Adverse selection definitely seems to be a problem for these insurtechs and perhaps explains why the traditional insurers don’t seem to be losing customers to the insurgents. 

“The competition is unlikely to lose significant share to Lemonade from accounts they prefer to keep,” said Mathew Queen, CEO of a captive insurance company writing on Seeking Alpha. “The lack of institutional response from the legacy carriers suggests that the accounts won by Lemonade are the accounts the legacy carriers prefer not to insure.”

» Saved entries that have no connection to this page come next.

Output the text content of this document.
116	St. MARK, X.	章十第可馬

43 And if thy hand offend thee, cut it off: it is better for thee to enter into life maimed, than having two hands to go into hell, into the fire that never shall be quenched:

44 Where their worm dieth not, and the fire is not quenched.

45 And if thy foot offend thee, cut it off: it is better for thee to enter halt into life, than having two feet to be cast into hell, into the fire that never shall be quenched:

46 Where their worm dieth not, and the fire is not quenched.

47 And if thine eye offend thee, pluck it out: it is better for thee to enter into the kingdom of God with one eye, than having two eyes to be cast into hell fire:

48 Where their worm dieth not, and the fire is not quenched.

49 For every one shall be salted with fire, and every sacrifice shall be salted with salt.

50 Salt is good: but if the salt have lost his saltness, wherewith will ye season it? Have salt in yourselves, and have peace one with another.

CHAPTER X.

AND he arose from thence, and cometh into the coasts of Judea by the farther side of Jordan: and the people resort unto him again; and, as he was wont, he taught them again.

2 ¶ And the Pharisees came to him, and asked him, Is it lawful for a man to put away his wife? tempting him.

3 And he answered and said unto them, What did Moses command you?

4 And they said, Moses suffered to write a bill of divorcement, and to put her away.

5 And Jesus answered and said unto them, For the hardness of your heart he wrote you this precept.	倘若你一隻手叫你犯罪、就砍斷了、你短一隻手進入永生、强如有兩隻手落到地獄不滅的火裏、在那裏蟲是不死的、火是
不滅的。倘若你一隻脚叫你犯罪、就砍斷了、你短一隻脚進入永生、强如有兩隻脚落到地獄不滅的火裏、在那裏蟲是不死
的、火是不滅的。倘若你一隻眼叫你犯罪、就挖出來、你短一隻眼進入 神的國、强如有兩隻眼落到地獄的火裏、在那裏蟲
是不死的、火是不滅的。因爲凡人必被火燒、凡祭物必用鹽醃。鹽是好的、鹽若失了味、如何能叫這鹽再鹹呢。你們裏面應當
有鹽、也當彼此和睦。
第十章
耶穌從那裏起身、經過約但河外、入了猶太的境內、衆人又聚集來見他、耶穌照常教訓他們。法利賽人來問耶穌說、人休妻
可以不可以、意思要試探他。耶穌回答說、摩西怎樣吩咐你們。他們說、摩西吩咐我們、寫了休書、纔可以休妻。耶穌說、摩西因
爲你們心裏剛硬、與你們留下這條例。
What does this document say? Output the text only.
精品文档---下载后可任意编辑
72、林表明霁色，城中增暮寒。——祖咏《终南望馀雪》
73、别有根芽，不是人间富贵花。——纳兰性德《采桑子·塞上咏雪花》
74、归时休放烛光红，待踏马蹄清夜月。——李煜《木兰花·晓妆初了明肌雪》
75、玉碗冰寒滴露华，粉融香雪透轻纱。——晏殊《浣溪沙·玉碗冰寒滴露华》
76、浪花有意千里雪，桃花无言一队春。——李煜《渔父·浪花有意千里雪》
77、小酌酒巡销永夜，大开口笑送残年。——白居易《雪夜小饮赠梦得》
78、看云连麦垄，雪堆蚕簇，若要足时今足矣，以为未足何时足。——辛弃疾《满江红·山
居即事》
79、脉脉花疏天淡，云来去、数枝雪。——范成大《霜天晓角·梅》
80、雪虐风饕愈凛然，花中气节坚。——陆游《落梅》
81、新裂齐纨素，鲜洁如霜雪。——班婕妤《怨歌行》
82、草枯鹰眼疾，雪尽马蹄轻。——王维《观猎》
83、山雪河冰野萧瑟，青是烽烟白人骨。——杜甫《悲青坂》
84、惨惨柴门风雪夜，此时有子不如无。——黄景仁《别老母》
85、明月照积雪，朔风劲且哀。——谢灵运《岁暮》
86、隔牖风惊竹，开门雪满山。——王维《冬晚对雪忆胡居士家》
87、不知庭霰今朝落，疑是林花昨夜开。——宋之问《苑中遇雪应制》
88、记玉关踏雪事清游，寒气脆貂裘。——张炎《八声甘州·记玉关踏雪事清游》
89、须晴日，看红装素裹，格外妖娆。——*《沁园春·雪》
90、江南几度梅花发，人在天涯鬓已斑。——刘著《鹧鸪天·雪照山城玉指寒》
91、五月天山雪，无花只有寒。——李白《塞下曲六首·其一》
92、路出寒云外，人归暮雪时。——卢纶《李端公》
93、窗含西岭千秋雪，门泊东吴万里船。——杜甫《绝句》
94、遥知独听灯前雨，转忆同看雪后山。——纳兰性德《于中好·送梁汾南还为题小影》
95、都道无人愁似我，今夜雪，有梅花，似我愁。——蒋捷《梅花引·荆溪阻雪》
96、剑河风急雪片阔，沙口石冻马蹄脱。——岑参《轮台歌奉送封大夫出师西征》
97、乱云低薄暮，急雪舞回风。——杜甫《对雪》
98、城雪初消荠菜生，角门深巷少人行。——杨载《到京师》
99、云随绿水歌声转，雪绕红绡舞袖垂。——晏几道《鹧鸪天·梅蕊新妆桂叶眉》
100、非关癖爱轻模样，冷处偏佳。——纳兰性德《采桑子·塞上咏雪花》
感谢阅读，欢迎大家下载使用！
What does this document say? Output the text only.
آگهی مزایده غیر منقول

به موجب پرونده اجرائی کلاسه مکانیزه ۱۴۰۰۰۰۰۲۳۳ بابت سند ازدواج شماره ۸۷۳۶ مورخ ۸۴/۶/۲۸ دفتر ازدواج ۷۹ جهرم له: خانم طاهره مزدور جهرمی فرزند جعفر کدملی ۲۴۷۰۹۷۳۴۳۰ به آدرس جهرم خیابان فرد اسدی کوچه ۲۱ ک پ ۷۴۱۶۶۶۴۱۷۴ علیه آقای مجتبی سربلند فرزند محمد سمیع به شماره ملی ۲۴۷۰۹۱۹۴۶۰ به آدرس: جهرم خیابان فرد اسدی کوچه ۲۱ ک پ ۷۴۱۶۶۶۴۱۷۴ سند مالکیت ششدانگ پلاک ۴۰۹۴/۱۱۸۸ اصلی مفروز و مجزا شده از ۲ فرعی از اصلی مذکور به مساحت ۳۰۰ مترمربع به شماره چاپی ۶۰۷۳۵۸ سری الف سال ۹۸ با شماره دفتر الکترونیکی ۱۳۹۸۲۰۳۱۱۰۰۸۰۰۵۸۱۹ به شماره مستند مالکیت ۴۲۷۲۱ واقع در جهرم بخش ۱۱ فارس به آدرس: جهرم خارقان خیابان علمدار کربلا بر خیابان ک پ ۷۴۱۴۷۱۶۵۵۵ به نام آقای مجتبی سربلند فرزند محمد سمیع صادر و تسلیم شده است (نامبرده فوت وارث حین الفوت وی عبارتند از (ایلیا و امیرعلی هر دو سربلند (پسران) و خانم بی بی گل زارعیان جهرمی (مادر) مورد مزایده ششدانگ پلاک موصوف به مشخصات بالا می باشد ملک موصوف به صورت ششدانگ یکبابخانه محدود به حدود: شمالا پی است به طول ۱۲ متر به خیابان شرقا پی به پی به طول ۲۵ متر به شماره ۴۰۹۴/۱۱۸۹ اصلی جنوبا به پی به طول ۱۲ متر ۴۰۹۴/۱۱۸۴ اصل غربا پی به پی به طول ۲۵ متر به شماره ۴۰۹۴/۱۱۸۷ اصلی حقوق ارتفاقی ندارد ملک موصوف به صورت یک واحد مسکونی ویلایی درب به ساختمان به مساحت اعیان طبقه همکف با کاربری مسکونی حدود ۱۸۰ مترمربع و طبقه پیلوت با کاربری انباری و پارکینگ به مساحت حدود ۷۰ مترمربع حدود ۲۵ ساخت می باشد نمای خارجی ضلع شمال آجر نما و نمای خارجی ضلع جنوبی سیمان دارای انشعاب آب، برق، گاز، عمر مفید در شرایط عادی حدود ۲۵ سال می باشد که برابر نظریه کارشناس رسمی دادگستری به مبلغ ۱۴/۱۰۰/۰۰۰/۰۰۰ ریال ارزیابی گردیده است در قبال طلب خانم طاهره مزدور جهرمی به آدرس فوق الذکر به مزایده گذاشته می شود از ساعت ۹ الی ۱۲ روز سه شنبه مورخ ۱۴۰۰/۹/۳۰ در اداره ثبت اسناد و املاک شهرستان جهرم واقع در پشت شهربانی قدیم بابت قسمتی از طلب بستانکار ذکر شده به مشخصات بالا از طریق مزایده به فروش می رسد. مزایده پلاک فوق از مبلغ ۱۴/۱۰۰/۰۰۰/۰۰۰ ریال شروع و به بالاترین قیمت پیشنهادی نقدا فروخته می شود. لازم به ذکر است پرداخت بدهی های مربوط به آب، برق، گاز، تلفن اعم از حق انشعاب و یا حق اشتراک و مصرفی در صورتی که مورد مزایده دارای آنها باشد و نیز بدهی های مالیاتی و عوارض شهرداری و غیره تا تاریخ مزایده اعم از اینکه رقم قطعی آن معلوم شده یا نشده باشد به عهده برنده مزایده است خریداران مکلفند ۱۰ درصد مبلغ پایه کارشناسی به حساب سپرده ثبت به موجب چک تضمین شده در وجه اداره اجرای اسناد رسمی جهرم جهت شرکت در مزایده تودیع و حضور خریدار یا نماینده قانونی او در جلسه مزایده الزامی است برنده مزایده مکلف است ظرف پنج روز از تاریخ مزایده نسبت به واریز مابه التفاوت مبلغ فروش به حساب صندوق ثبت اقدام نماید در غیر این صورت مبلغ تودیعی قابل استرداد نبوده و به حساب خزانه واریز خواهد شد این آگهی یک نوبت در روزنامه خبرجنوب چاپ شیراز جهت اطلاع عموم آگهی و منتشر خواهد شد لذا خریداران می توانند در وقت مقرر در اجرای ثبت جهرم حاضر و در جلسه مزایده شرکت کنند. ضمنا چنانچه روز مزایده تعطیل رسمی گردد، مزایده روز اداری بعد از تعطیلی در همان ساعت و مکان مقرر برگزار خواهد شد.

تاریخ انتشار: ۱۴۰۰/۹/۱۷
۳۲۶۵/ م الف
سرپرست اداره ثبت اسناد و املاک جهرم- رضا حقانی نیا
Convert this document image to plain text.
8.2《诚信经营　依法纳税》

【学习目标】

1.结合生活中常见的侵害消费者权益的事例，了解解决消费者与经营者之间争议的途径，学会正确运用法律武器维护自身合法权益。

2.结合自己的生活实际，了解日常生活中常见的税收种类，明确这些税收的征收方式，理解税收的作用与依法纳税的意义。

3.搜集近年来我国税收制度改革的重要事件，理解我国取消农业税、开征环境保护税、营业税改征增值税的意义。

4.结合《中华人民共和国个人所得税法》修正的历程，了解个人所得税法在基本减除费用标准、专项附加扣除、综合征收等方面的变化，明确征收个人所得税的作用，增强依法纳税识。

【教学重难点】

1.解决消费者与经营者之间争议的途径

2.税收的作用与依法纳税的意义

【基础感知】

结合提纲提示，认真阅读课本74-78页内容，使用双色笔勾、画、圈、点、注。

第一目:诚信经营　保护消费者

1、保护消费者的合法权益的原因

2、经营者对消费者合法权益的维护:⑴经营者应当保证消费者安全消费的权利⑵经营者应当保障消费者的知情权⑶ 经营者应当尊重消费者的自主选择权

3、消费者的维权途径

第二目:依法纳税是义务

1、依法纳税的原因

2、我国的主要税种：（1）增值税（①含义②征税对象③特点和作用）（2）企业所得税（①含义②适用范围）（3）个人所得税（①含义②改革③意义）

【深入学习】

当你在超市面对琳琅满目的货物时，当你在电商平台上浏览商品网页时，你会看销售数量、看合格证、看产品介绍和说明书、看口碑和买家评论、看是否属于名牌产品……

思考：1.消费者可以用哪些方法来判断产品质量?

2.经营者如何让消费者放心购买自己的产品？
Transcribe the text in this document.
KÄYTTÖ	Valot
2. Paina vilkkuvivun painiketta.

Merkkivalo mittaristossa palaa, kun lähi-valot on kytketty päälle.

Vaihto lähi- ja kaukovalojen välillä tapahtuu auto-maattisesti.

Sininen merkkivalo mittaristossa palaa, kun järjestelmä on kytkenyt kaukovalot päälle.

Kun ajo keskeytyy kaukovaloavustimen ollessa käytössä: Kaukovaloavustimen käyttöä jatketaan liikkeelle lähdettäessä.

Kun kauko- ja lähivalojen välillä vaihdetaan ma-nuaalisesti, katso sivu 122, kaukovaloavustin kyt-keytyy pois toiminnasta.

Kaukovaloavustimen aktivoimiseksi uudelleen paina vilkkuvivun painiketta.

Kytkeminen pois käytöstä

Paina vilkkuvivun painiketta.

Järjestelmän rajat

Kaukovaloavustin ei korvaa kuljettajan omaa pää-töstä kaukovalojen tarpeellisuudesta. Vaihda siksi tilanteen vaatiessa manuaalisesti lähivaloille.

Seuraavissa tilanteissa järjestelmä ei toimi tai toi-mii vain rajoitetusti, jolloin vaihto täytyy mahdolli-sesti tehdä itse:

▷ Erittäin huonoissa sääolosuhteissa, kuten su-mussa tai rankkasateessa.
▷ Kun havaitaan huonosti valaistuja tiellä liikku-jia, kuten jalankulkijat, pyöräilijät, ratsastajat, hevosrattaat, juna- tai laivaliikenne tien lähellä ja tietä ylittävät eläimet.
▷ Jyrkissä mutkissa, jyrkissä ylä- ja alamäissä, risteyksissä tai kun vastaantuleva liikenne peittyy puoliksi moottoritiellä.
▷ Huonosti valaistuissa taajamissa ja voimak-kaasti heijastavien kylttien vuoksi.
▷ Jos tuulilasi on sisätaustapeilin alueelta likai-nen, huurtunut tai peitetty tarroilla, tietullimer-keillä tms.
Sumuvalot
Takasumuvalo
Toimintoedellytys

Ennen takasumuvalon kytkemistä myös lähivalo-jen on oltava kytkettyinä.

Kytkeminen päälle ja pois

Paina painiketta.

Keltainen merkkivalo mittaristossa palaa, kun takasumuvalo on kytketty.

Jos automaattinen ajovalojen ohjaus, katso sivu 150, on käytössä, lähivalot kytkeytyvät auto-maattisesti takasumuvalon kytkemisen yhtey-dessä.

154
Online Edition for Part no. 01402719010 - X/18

Root’s results show similar pain points. Its loss ratio of 91% in the final three months of 2021 was far off from its goal of 65%, and also an increase from 82% in the fourth quarter of 2020. The onset of the pandemic was a good time for auto insurers. With so many fewer vehicles on the road, established auto insurers earned billions of dollars in windfall profits that year.  

Given its losses and mounting expenses, Root reported a $92 million operating loss for the quarter and a $485 million operating loss for the year despite growth in premiums.

Root’s problems are magnified, analysts say, because it only sells one product: auto insurance, relieving consumers of the ability to bundle homeowners, rental, life, pet and other policies under one roof.

“The company is valued at an all-time low mostly because a company with no profitability is expected to show high growth,” said a report by Moonshot Equity Analysis. “But Root has exhibited unimpressive growth, high loss ratios, and stressed fundamentals.”

Both Lemonade and Root also been adding headcount steadily, at least until recently for Root, which started sinking weeks before the layoffs, according to data Thinknum has collected from LinkedIn. 

Ironically, the insurtechs may be making good on their original promise of improved customer experience, easier billing, and better claims handling. But in the end, it’s still insurance. The products don’t vary that much from company to company, the prices are regulated by governments, and advertising the benefits of how user friendly you are may not be as be as major a factor in purchase decisions as one might think.

“The very fact that the largest incumbent insurance companies continue to advertise in the same ways as they did 30 years ago, suggests that they continue to believe that the only differentiator in insurance is price,” said Tomilson. “Insurtechs will hopefully prove them wrong.”